We performed immunohistochemical staining for PLA2R and NELL1 on frozen kidney biopsy specimens from 18 patients diagnosed with RA-associated MN between 1998 and 2018 at our hospital and affiliated institutions. Anti-NELL1 antibody (HPA051535, Sigma-Aldrich) and anti-PLA2R antibody (HPA012657, Atlas Antibodies) were used. The positivity rates of each antigen were evaluated, and their associations with clinical findings at biopsy and complete remission (CR) one year after biopsy were analyzed. IgG subclass staining was also performed to examine differences in immunoglobulin profiles between antigen groups.

Among the 18 patients, 11 (61.1%) were female, and the median age at biopsy was 61 years. The median urine protein-to-creatinine ratio was 3.3 g/gCr, median serum albumin 2.9 g/dL, and median serum creatinine 0.78 mg/dL. Immunostaining revealed NELL1(+)/PLA2R(–) in 5 cases, NELL1(–)/PLA2R(+) in 3, NELL1(+)/PLA2R(+) in 3, and NELL1(–)/PLA2R(–) in 7. Except for a higher frequency of bucillamine use in NELL1-positive patients, there were no significant intergroup differences in baseline parameters such as proteinuria or kidney function. Bucillamine was used in 10 patients, 8 (80%) of whom were NELL1-positive, including 2 who were also PLA2R-positive. IgG subclass analysis showed all PLA2R-positive cases were IgG4-positive, while all NELL1-positive cases were IgG1-positive, with a relatively low IgG4 positivity rate (50%). One year after biopsy, all bucillamine-treated patients had discontinued the drug. CR rates were highest in the NELL1(+)/PLA2R(–) group (80.0%), followed by NELL1(–)/PLA2R(–) (57.1%), NELL1(–)/PLA2R(+) (33.3%), and NELL1(+)/PLA2R(+) (0%).

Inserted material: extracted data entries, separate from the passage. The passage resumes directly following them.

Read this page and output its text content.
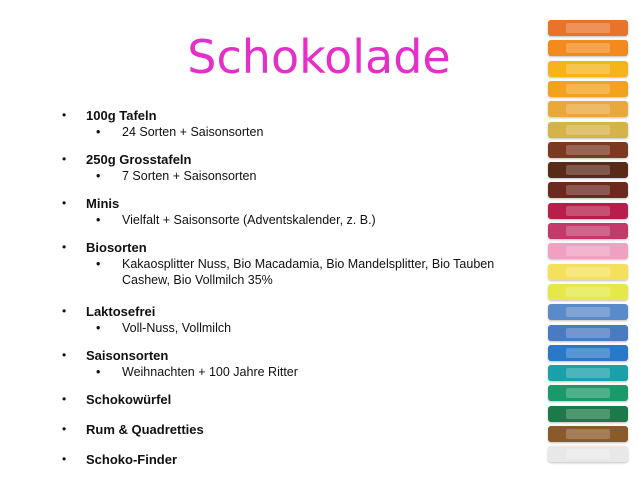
Schokolade
• 100g Tafeln
• 24 Sorten + Saisonsorten
• 250g Grosstafeln
• 7 Sorten + Saisonsorten
• Minis
• Vielfalt + Saisonsorte (Adventskalender, z. B.)
• Biosorten
• Kakaosplitter Nuss, Bio Macadamia, Bio Mandelsplitter, Bio Tauben Cashew, Bio Vollmilch 35%
• Laktosefrei
• Voll-Nuss, Vollmilch
• Saisonsorten
• Weihnachten + 100 Jahre Ritter
• Schokowürfel
• Rum & Quadretties
• Schoko-Finder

RA-associated MN comprises two major subsets: drug-induced NELL1-positive cases and those caused by other antigens such as PLA2R. NELL1-positive MN tends to achieve remission rapidly after discontinuation of the causative drug, whereas PLA2R-positive MN shows a lower remission rate at one year. Importantly, MN antigens are not always singular; some patients exhibit dual positivity for NELL1 and PLA2R. In cases not achieving remission after bucillamine withdrawal, coexisting PLA2R-related MN should be suspected. Moreover, NELL1(–)/PLA2R(–) cases may represent MN caused by yet unidentified antigens, warranting further study. These findings suggest that antigenic diversity in RA-associated MN affects clinical outcomes, and in patients with multiple target antigens, the course may reflect combined features of both NELL1 and PLA2R. Understanding this antigenic heterogeneity is essential for accurate classification and individualized management of MN in RA.